By Abrigul Lutfalieva
Pennsylvania legislators are currently considering two organ-transplant bills. If passed, Senate Bill 850 and House Bill 30 (which are basically identical according to their supporters) are expected to increase the number of organ donors. But a (hopefully unexpected) side-effect is that it might be “easier for murderers to avoid detection and prosecution.”
Currently, there are 121,000 people on the national waitlist for organ transplants.
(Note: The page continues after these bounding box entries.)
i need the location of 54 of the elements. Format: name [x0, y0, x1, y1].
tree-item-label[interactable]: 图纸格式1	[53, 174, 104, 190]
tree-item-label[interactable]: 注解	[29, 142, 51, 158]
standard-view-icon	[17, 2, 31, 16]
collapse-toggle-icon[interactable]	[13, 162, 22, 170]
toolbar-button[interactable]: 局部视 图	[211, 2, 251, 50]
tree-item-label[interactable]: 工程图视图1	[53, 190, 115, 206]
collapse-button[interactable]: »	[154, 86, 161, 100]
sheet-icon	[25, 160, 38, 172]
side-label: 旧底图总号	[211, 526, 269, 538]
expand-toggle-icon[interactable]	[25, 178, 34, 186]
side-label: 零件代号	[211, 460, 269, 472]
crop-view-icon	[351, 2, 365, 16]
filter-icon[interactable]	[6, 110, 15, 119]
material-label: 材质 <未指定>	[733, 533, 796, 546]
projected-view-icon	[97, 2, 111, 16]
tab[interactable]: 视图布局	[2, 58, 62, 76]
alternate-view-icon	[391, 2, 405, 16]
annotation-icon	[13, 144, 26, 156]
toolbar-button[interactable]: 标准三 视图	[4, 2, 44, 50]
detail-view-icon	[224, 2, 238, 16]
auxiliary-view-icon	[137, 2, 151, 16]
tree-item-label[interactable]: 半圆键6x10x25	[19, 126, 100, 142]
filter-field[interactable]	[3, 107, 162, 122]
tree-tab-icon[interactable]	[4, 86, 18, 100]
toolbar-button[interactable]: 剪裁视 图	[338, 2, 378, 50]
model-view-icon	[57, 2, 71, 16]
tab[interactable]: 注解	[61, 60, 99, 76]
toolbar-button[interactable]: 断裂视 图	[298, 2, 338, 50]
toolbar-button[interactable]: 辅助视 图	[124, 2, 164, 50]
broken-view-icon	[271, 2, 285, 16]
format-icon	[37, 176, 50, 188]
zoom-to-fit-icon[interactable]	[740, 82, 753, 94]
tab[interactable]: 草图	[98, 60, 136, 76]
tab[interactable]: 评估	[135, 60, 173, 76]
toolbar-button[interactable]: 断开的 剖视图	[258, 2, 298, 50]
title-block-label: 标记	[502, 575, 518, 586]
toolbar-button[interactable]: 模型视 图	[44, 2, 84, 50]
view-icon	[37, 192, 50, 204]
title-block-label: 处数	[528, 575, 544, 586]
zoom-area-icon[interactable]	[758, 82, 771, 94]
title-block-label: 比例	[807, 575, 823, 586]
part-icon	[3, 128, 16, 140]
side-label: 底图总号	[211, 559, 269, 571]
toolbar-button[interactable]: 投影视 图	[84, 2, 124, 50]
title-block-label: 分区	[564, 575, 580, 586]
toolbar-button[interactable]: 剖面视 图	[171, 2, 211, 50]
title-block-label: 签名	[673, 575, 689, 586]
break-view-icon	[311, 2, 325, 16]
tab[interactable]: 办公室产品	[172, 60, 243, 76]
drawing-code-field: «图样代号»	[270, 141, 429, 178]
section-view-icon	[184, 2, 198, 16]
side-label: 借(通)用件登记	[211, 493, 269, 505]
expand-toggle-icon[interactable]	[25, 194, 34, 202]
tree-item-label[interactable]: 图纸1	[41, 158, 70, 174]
Generally, laws that stand to increase the supply of organs receive broad support; law enforcement officials, however, are raising concerns about sections of the proposed Pennsylvania bills that would interfere with the work of coroners and medical examiners and make it more difficult to convict, perhaps even charge, suspected murderers.
Sections of these bills grant ownership of the deceased organ donors’ bodies to two organ procurement organizations: the Center for Organ Recovery and Education (CORE) and Gift of Life (GOL).
Currently, coroners and medical examiners are required to examine violent deaths (homicides and suicides), suspicious deaths, sudden and unexpected deaths, and deaths without a doctor in attendance; following a complete examination, the bodies may subsequently turned over to CORE and GOL. If enacted, these bills would reverse this order, and bodies would be sent to organ procurement organizations prior to a workup by coroners and medical examiners.